Last, but not least, if teams do test automation and use test tools (e.g. Cucumber) to execute test cases, proper user story structure helps a lot – it is so much easier to write test cases if user story writing is consistent. You can parameterize tested conditions much cleaner this way.
6/14/2014 10:43:08 AM

David Updike
John, I don;t want to speak for Mike but as the details emerge during your project according to your process you do need to put those details somewhere. You need to choose what is best for your team. It's hard to go over all the possibilities here but if you use Rally for instance you can put all of this in the virtual card, or you could put some if it in a different repository and point to it from the virtual card.
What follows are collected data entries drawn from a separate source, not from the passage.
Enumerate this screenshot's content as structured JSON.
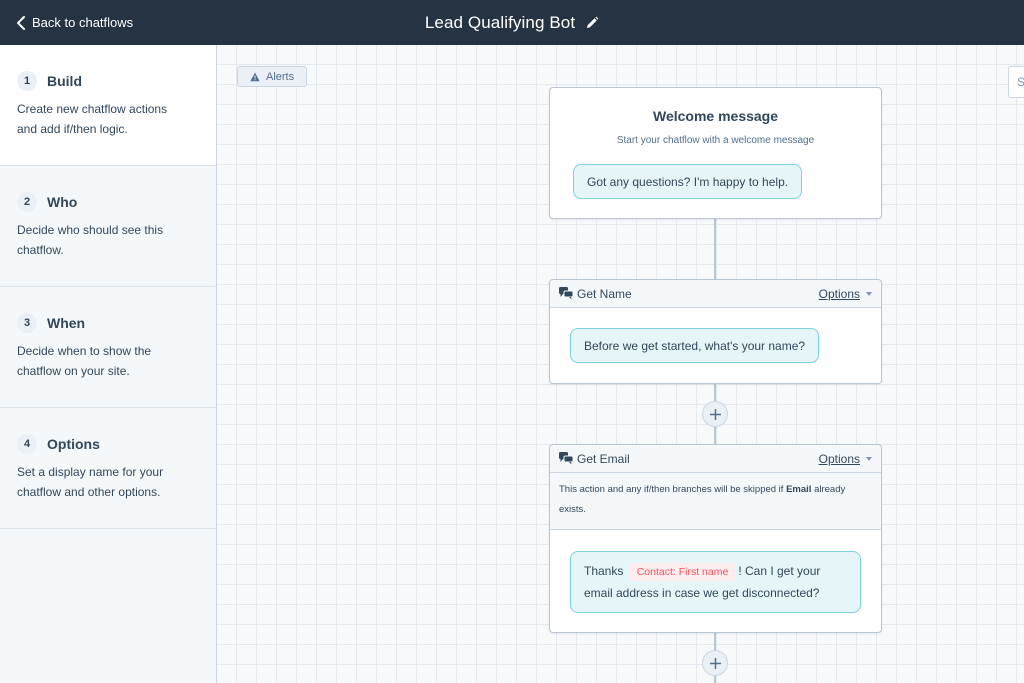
{
  "topbar": {
    "back_label": "Back to chatflows",
    "title": "Lead Qualifying Bot"
  },
  "sidebar": {
    "steps": [
      {
        "num": "1",
        "title": "Build",
        "desc": "Create new chatflow actions and add if/then logic."
      },
      {
        "num": "2",
        "title": "Who",
        "desc": "Decide who should see this chatflow."
      },
      {
        "num": "3",
        "title": "When",
        "desc": "Decide when to show the chatflow on your site."
      },
      {
        "num": "4",
        "title": "Options",
        "desc": "Set a display name for your chatflow and other options."
      }
    ]
  },
  "canvas": {
    "alerts_label": "Alerts",
    "edge_button_label": "S",
    "welcome": {
      "title": "Welcome message",
      "subtitle": "Start your chatflow with a welcome message",
      "message": "Got any questions? I'm happy to help."
    },
    "get_name": {
      "label": "Get Name",
      "options_label": "Options",
      "message": "Before we get started, what's your name?"
    },
    "get_email": {
      "label": "Get Email",
      "options_label": "Options",
      "note_prefix": "This action and any if/then branches will be skipped if ",
      "note_bold": "Email",
      "note_suffix": " already exists.",
      "message_prefix": "Thanks",
      "token": "Contact: First name",
      "message_suffix": "! Can I get your email address in case we get disconnected?"
    }
  }
}
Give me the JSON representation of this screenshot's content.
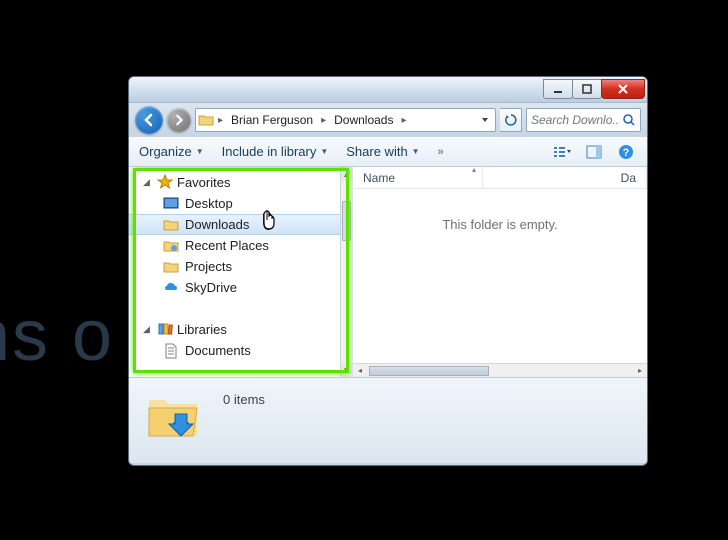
{
  "background_text": "ns o",
  "breadcrumb": {
    "seg1": "Brian Ferguson",
    "seg2": "Downloads"
  },
  "search": {
    "placeholder": "Search Downlo..."
  },
  "toolbar": {
    "organize": "Organize",
    "include": "Include in library",
    "share": "Share with"
  },
  "nav": {
    "favorites": "Favorites",
    "desktop": "Desktop",
    "downloads": "Downloads",
    "recent": "Recent Places",
    "projects": "Projects",
    "skydrive": "SkyDrive",
    "libraries": "Libraries",
    "documents": "Documents"
  },
  "columns": {
    "name": "Name",
    "date": "Da"
  },
  "empty_message": "This folder is empty.",
  "status": {
    "items": "0 items"
  }
}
If you are hard-boarding everything then write the Acceptance Criteria on the front of the card and important details on the back but I think no matter what you will need outside repositories to store some of these like mockups, comps, test cases, etc. and reference them form the Story Cards.
2/25/2014 1:27:50 PM

Leonhard Grugl
We also use this template and it has worked really well for over two years now. I frequently extend it a little to "..., while <constraints>.", so that this is also basically covered. For further detail, we use the feature to attach notes to our stories in the mindmapping tool we're using for our product backlog.
2/18/2014 8:15:06 AM

John Yost
Mike, I understand your rationale for the format, but where do you put all the detailed information that must accompany this overview statement, i.e. mockups, acceptance criteria, design constraints, etc.